You Might Like … a Moment Alone With Clouds, Emma, Quartz, Yourselves, Testudines, LEGO and More
This is a post in a series appearing each Friday, setting out some articles, videos, podcasts and the like that contributors at Slaw are enjoying and that you might find interesting. The articles tend to be longer than blog posts and shorter than books, just right for that stolen half hour on the weekend. It’s also likely that most of them won’t be about law — just right for etc.
Please let us have your recommendations for what we and our readers might like.


chromeexperiments.com – Cloud Globe – Chrome Experiments – Something of a demo of what Javascript can do in your browser, this takes satellite photos of clouds over time and runs them as a movie, showing major weather events around the globe over the past couple of years. Canada, as is so often the case, gets cut off arbitrarily, this time in the north.

Network Awsome – Emma Goldman: An Exceedingly Dangerous Woman – PBS / Mel Bucklin – From clouds to the fog of war and class struggle. This 85 minute film documents the political life of the radical, pacifist and feminist, Emma Goldman, who was imprisoned in the US and then deported. She died in Toronto in 1940.

Wired – Glass Works: How Corning Created the Ultrathin, Ultrastrong Material of the Future – Bryan Gardiner – “Lighter than aluminum, harder than high-carbon steel, and many times stronger than regular soda-lime glass, Pyroceram” isn’t able to leap tall buildings at a single bound — but it did begin Corning’s work on specially hardened glass that eventually produced Gorilla Glass, which graces the front of your Apple iPhones. No fog, no cloud, please. Clear?

Quartz – Welcome to Quartz – Kevin J. Delaney – There’s glass — and then there’s Quartz. It’s a new site for business news, aimed principally at tablet and smartphone users. The stories are not simply curated from elsewhere but written for the publication — which might take itself and, indeed, business a trifle too seriously, purporting, as it does, to ask “tectonic questions”.

Information is Beautiful – Being Defensive: How psychotherapy sees you – David McCandless – If you can’t see that you take yourself too seriously, you may find yourself somewhere on this chart, which actually does a decent job of arraying Western neuroses in an attractive design.

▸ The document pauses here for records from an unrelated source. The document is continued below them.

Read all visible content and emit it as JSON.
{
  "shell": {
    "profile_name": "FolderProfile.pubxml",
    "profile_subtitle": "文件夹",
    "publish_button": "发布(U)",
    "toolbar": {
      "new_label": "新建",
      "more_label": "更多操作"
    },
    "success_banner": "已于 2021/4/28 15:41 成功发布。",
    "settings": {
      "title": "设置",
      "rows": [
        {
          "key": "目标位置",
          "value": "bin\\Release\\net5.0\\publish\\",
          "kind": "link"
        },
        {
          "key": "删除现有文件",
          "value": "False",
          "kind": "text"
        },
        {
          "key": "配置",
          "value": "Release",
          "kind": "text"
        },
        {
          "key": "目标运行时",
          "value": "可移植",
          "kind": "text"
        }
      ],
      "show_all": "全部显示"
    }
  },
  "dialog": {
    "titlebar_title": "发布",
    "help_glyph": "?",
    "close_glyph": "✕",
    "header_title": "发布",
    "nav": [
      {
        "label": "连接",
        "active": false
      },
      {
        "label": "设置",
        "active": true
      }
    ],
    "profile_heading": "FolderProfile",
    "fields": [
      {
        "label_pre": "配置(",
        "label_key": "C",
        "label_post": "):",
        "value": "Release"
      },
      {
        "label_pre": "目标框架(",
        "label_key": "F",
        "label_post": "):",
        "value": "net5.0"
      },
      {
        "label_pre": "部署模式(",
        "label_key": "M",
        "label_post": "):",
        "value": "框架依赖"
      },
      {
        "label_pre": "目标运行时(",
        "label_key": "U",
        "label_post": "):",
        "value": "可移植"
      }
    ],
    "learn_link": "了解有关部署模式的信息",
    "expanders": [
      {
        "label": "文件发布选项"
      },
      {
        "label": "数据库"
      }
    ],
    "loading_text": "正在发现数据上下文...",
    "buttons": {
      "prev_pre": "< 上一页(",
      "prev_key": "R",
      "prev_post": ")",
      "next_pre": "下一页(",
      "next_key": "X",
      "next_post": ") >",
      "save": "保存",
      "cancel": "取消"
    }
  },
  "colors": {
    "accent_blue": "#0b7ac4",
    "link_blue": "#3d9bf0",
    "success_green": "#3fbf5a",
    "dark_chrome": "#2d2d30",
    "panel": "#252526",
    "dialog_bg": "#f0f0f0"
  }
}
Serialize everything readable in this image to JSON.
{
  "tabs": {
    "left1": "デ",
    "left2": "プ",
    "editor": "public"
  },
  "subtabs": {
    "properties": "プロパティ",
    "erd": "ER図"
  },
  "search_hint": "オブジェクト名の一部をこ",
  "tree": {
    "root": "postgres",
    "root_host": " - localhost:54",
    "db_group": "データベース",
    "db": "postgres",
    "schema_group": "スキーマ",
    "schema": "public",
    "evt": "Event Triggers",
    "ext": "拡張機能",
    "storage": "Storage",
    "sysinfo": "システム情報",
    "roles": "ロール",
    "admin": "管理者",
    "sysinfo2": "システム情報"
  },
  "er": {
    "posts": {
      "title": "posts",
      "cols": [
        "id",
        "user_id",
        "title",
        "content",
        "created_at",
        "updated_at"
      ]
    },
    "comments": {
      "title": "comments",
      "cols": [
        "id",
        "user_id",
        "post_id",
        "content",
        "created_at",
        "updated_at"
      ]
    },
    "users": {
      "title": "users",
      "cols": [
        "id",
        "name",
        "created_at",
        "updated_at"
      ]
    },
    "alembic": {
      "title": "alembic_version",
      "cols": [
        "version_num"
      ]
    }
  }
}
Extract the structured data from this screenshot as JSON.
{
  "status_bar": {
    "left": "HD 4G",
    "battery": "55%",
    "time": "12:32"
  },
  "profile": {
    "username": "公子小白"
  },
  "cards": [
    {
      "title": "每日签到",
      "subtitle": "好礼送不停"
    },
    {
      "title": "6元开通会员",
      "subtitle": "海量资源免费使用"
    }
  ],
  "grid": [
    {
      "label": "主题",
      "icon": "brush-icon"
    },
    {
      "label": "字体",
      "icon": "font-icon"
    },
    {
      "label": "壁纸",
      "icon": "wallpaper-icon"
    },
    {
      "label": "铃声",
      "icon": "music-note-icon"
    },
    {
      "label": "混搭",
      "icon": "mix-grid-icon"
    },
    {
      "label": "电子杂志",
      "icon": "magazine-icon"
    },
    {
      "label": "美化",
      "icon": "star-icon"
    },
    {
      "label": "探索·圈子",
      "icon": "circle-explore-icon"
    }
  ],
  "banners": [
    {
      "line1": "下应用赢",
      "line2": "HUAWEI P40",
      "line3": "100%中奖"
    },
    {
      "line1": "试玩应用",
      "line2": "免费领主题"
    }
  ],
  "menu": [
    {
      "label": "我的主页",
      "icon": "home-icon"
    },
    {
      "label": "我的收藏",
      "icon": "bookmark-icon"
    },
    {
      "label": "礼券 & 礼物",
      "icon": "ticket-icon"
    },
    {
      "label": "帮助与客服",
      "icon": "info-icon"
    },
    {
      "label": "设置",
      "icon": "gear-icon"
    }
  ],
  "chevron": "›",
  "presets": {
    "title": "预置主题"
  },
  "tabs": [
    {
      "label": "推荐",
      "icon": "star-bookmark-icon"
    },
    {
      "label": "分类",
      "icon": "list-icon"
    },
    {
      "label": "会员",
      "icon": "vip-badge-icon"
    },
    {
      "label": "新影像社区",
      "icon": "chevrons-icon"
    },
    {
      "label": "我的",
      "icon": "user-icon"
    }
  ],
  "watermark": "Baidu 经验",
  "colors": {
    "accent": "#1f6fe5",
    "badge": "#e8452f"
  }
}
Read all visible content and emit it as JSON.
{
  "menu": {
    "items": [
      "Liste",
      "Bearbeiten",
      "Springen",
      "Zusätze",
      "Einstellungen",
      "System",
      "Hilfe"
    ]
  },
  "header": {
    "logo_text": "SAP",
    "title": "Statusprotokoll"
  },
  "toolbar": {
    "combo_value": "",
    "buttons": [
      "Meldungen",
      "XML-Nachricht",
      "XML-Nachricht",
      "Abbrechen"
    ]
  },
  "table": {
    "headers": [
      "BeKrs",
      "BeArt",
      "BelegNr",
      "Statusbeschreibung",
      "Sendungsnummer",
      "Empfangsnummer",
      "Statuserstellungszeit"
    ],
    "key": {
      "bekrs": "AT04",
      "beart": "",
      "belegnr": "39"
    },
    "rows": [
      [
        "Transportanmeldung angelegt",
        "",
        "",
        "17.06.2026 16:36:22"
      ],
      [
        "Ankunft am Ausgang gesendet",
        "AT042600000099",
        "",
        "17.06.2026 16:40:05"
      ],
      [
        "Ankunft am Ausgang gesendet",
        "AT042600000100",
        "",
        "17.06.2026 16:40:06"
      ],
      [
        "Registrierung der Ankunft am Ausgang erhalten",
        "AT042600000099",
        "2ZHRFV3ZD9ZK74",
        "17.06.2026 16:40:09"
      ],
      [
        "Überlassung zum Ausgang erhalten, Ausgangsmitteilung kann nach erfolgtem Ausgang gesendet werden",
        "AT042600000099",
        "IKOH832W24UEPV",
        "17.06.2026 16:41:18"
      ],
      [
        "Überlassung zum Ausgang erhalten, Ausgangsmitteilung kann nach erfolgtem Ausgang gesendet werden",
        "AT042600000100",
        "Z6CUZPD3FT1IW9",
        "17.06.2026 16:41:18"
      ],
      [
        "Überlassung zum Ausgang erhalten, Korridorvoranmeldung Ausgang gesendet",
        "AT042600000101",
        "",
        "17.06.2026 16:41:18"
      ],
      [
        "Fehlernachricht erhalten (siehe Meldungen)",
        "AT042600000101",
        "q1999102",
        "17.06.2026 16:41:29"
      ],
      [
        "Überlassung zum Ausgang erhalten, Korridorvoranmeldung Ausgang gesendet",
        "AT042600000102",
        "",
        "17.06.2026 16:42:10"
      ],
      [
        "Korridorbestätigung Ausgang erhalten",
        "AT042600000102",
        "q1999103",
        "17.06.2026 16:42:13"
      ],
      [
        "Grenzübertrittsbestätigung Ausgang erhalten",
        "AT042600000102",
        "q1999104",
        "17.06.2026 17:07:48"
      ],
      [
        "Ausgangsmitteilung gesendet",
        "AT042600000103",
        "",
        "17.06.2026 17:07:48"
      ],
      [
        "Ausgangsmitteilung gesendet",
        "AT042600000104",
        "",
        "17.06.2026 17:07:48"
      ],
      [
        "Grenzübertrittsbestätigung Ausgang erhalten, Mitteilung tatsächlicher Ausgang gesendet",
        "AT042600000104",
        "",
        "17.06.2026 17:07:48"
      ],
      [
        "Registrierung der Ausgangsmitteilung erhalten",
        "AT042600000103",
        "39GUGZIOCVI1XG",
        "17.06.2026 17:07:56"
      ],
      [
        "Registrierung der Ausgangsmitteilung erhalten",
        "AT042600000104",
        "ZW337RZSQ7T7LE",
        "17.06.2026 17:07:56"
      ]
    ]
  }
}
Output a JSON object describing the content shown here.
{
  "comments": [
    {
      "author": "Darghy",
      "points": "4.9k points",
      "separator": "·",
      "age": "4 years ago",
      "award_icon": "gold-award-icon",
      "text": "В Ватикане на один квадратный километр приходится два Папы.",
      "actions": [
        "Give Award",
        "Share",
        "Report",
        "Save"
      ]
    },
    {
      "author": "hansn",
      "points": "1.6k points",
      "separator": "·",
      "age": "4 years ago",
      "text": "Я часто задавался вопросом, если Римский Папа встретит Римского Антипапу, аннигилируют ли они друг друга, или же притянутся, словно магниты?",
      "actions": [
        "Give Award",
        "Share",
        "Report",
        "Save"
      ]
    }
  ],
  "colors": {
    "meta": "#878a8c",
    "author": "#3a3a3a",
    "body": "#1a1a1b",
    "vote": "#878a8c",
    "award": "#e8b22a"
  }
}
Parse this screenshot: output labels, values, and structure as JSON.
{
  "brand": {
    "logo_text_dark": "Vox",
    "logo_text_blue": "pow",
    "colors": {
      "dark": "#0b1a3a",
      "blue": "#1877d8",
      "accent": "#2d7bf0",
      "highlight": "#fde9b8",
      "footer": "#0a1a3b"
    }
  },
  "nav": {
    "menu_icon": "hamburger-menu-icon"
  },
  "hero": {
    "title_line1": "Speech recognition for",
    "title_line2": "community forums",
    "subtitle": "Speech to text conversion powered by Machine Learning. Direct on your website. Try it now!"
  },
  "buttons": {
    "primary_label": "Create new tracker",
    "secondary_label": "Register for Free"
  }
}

Brain Science Podcast – “The Self Illusion” with Bruce Hood – Virginia Campbell – One cure for taking yourself too seriously would be the elimination of the illusion of the self. Here Dr. Hood “is challenging is the notion that we are the integrated coherent individuals that we usually experience as self.” (If you’d prefer to read rather than listen, there’s also a transcript of the podcast.)


NPR – ACME in Concert: Steve Reich’s Complete String Quartets – American Contemporary Music Ensemble – One of the things about neuroses is that you persevere in unfruitful behaviour. American composer Steve Reich’s music perseveres (and repeats, and insists), but does so fruitfully. (There’s also an audio only track, for those who don’t want to see the music being made.)

Slate Magazine – Tasting like chicken: its evolutionary origins – Jackson Landers – Speaking of things being made, here’s a piece that explains why fish doesn’t taste like chicken but diapsids and testudines do. Will there be fries with that?

The Economist – The human microbiome: Me, myself, us – anon. – Indeed, will there be microbes with that? is the question. And the answer is a resounding yes. Millions upon millions of them, and not just those in your gut that will help you deal with those fries. Like Chicken Man [ed. note: worth the side trip], they’re everywhere!, they’re everywhere!

YouTube – LEGO Great Ball Contraption – akiyuky – LEGO’s everywhere, too. But you’ve never seen it put to use like this. Glorious in its inutility, this device would make Rube Goldberg and Heath Robinson proud. Nay, envious.